Auch der Begriff „Personen mit selbstständiger Entscheidungsbefugnis“ist dehnbar. Laut der Begründung des Gesetzesantrags soll damit die derzeitige Ausnahme für leitende Angestellte bis zur dritten Führungsebene erweitert werden – abzuwarten bleibt, ob das dann auch so in den Gesetzesmaterialien stehen wird. Für Unterneh- men könnten die neuen Ausnahmen insbesondere in Bezug auf die Arbeitszeitaufzeichnungen Erleichterungen bringen, sagt die Anwältin, und vielleicht bekomme auch das „von Arbeitgebern wie Arbeitnehmern gewünschte Konzept der Vertrauensarbeitszeit eine Chance“. Letztlich komme es aber darauf an, wie die Rechtsprechung die erweiterten Ausnahmen interpretieren werde. „Schon zum Begriff der leitenden Angestellten gibt es umfangreiche Judikatur, am Ende des Tages handelt es sich aber immer um eine Einzelfallentscheidung“, sagt Mertinz. Philipp Maier, Arbeitsrechtsexperte bei Baker & McKenzie, weist zudem darauf hin, dass „die Kollektivverträge trotzdem gelten“. Auch diese enthalten meist Arbeitszeitregeln, die dann trotz allem einzuhalten sind.

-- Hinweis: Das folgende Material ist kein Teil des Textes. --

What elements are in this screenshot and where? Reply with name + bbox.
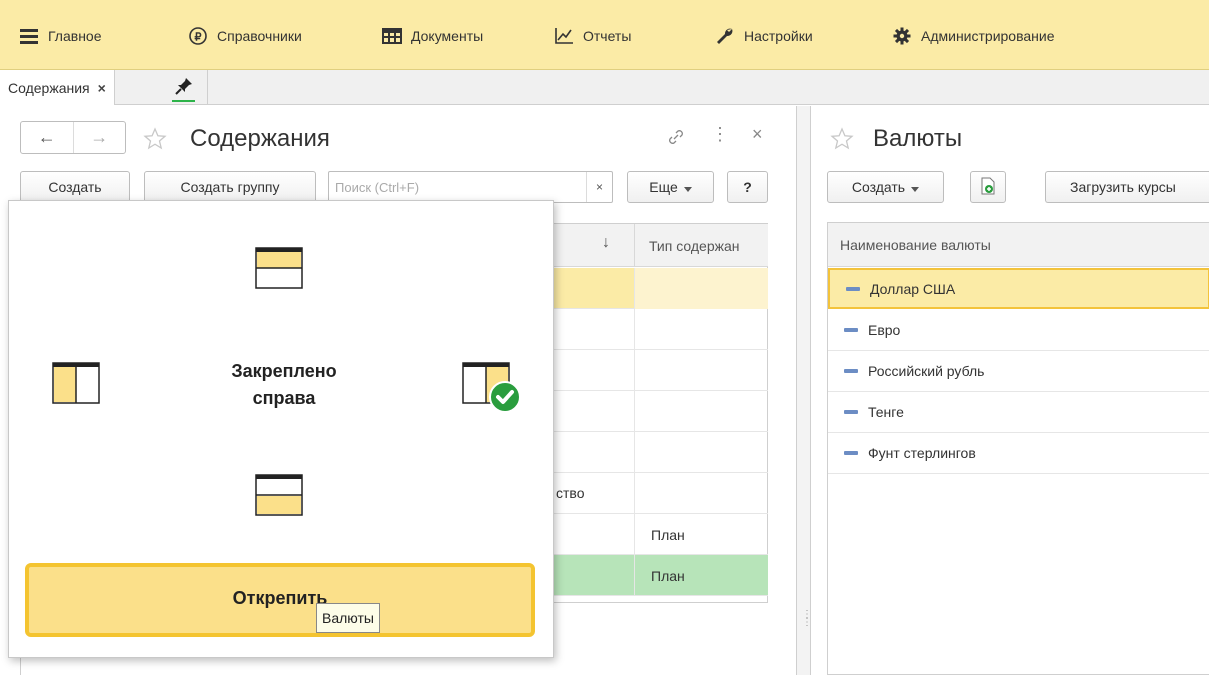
help-button[interactable]: ? — [727, 171, 768, 203]
clear-search-button[interactable]: × — [586, 172, 612, 202]
menu-item-settings[interactable]: Настройки — [714, 25, 813, 47]
back-button[interactable]: ← — [21, 122, 73, 153]
table-row[interactable]: Доллар США — [828, 268, 1209, 309]
create-button-label: Создать — [48, 179, 102, 195]
menu-item-documents[interactable]: Документы — [381, 25, 483, 47]
ruble-icon: ₽ — [187, 25, 209, 47]
forward-button[interactable]: → — [72, 122, 126, 153]
table-icon — [381, 25, 403, 47]
table-cell — [634, 391, 768, 432]
table-row[interactable]: Российский рубль — [828, 351, 1209, 392]
tooltip: Валюты — [316, 603, 380, 633]
caption-line-1: Закреплено — [231, 361, 337, 381]
form-title: Содержания — [190, 125, 330, 152]
tab-pinned[interactable] — [160, 70, 208, 105]
create-currency-button[interactable]: Создать — [827, 171, 944, 203]
add-document-icon — [980, 177, 996, 198]
svg-text:₽: ₽ — [195, 32, 202, 44]
close-form-icon[interactable]: × — [752, 124, 763, 145]
currency-name: Российский рубль — [868, 363, 985, 379]
chart-icon — [553, 25, 575, 47]
table-cell: План — [634, 514, 768, 555]
main-menu-bar: Главное ₽ Справочники Документы Отчеты Н… — [0, 0, 1209, 70]
close-icon[interactable]: × — [98, 80, 106, 96]
link-icon[interactable] — [667, 128, 685, 151]
checkmark-icon — [489, 381, 521, 413]
currency-name: Доллар США — [870, 280, 956, 297]
tab-label: Содержания — [8, 79, 90, 96]
menu-item-label: Справочники — [217, 28, 302, 44]
menu-item-main[interactable]: Главное — [18, 25, 102, 47]
favorite-star-icon[interactable] — [830, 127, 854, 151]
pin-bottom-icon[interactable] — [255, 474, 303, 516]
menu-item-label: Документы — [411, 28, 484, 44]
menu-item-label: Настройки — [744, 28, 813, 44]
favorite-star-icon[interactable] — [143, 127, 167, 151]
table-row[interactable]: Тенге — [828, 392, 1209, 433]
table-cell — [634, 473, 768, 514]
more-vertical-icon[interactable]: ⋮ — [711, 124, 729, 145]
load-rates-button[interactable]: Загрузить курсы — [1045, 171, 1209, 203]
create-button-label: Создать — [851, 179, 906, 195]
pin-status-caption: Закреплено справа — [184, 358, 384, 412]
currency-name: Тенге — [868, 404, 904, 420]
hamburger-icon — [18, 25, 40, 47]
more-button-label: Еще — [649, 179, 678, 195]
currency-name: Евро — [868, 322, 901, 338]
currency-name: Фунт стерлингов — [868, 445, 976, 461]
table-cell — [634, 432, 768, 473]
more-button[interactable]: Еще — [627, 171, 714, 203]
table-cell: План — [634, 555, 768, 596]
item-marker-icon — [844, 410, 858, 414]
pin-top-icon[interactable] — [255, 247, 303, 289]
create-button[interactable]: Создать — [20, 171, 130, 203]
help-icon: ? — [743, 179, 752, 195]
unpin-button[interactable]: Открепить — [25, 563, 535, 637]
nav-buttons: ← → — [20, 121, 126, 154]
item-marker-icon — [844, 369, 858, 373]
create-group-label: Создать группу — [180, 179, 280, 195]
add-from-classifier-button[interactable] — [970, 171, 1006, 203]
table-cell — [634, 309, 768, 350]
table-row[interactable]: Евро — [828, 310, 1209, 351]
table-cell: ство — [556, 485, 585, 501]
menu-item-label: Главное — [48, 28, 102, 44]
wrench-icon — [714, 25, 736, 47]
item-marker-icon — [846, 286, 860, 291]
dropdown-arrow-icon — [911, 179, 920, 195]
tab-contents[interactable]: Содержания × — [0, 70, 115, 105]
dropdown-arrow-icon — [683, 179, 692, 195]
menu-item-label: Администрирование — [921, 28, 1055, 44]
item-marker-icon — [844, 328, 858, 332]
sort-arrow-icon[interactable]: ↓ — [602, 234, 610, 252]
pin-right-icon[interactable] — [462, 362, 526, 416]
item-marker-icon — [844, 451, 858, 455]
load-rates-label: Загрузить курсы — [1070, 179, 1176, 195]
menu-item-admin[interactable]: Администрирование — [891, 25, 1055, 47]
menu-item-label: Отчеты — [583, 28, 632, 44]
gear-icon — [891, 25, 913, 47]
menu-item-reports[interactable]: Отчеты — [553, 25, 631, 47]
form-title: Валюты — [873, 125, 963, 152]
panel-splitter[interactable]: ⋮ ⋮ — [796, 106, 812, 675]
currencies-table: Наименование валюты Доллар США Евро Росс… — [827, 222, 1209, 675]
pin-icon — [174, 77, 193, 98]
search-field[interactable]: × — [328, 171, 613, 203]
table-row[interactable]: Фунт стерлингов — [828, 433, 1209, 474]
unpin-label: Открепить — [232, 587, 328, 608]
active-tab-indicator — [172, 100, 195, 102]
column-header-type[interactable]: Тип содержан — [634, 224, 768, 267]
table-cell — [634, 268, 768, 309]
column-header-currency-name[interactable]: Наименование валюты — [828, 223, 1209, 267]
caption-line-2: справа — [252, 388, 316, 408]
table-cell — [634, 350, 768, 391]
create-group-button[interactable]: Создать группу — [144, 171, 316, 203]
open-windows-bar: Содержания × — [0, 70, 1209, 105]
pin-left-icon[interactable] — [52, 362, 100, 404]
search-input[interactable] — [329, 173, 586, 201]
menu-item-catalogs[interactable]: ₽ Справочники — [187, 25, 302, 47]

Auch sonst gibt es eine Reihe von Zweifelsfragen – etwa, was Allin-Verträge betrifft. Hier sei der Parteiwille beim Vertragsabschluss entscheidend, sagt Maier, ratsam sei es, solche Vereinbarungen neu auszuhandeln. Erst kürzlich hatte Arbeitsrechtsprofessor Martin Risak dieses Thema in einem Interview mit dem „Standard“aufs Tapet gebracht: Er geht davon aus, „dass die elfte und zwölfte Stunde nicht von All-in-Verträgen abgedeckt sind, weil die Vereinbarungen unter anderen Voraussetzungen zustande gekommen sind“.

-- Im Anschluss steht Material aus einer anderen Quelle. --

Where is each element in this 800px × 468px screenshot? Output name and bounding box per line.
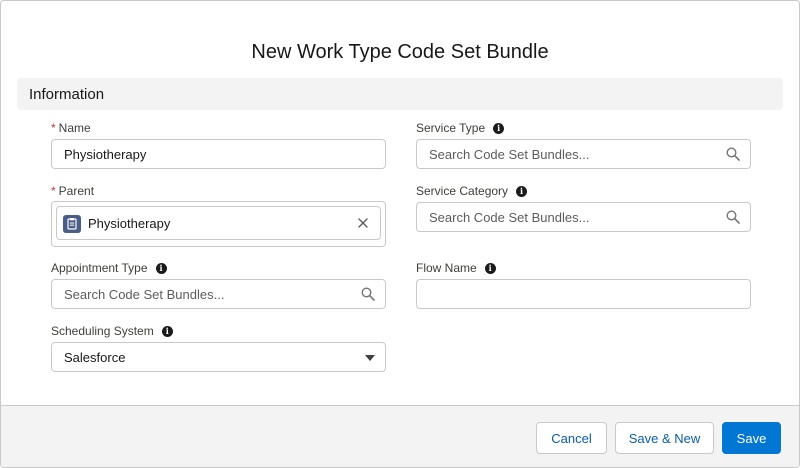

Auch viele Gleitzeitvereinbarungen, die auf maximal zehn Stunden pro Tag ausgelegt sind, werden wohl neu verhandelt werden. Dass auch hier der Rahmen erweitert werden soll, löste bei Arbeitnehmervertretern Empörung wegen des „Wegfalls von Überstundenzuschlägen“aus. Nun soll aber Gleitzeit generell kein „billigerer Ersatz für Überstunden“sein, sondern Arbeitnehmern freiere Zeiteinteilung ermöglichen. In der Praxis sind die Grenzen oft fließend, weil Arbeitnehmer auf den Arbeitsan- fall Rücksicht nehmen. Können sie sich jedoch nicht mehr nach eigenen Bedürfnissen richten, hat das mit Gleitzeit nichts mehr zu tun.
Die Zahl der zulässigen Überstunden pro Jahr wird übrigens steigen: „Das bisherige Maximum von 320 gilt künftig nicht mehr“, sagt Maier. Ausgehend von einer Beschränkung auf durchschnittlich 48 Stunden pro Woche innerhalb eines Durchrechnungszeitraums von 17 Wochen, komme man auf mehr als 400 legale Überstunden pro Jahr.
Zu beachten ist zudem die neue Möglichkeit, Ausnahmen von der Wochenend- und Feiertagsruhe durch Betriebsvereinbarung zuzulassen. Zwar geht es nur um vier Wochenenden oder Feiertage pro Jahr, es ist aber erstmals weder an Branchen gebunden noch an besondere Voraussetzungen geknüpft. Überspitzt könnte man sagen: Die Tür zu allgemein erlaubter Sonn- und Feiertagsarbeit geht damit einen kleinen Spaltbreit auf.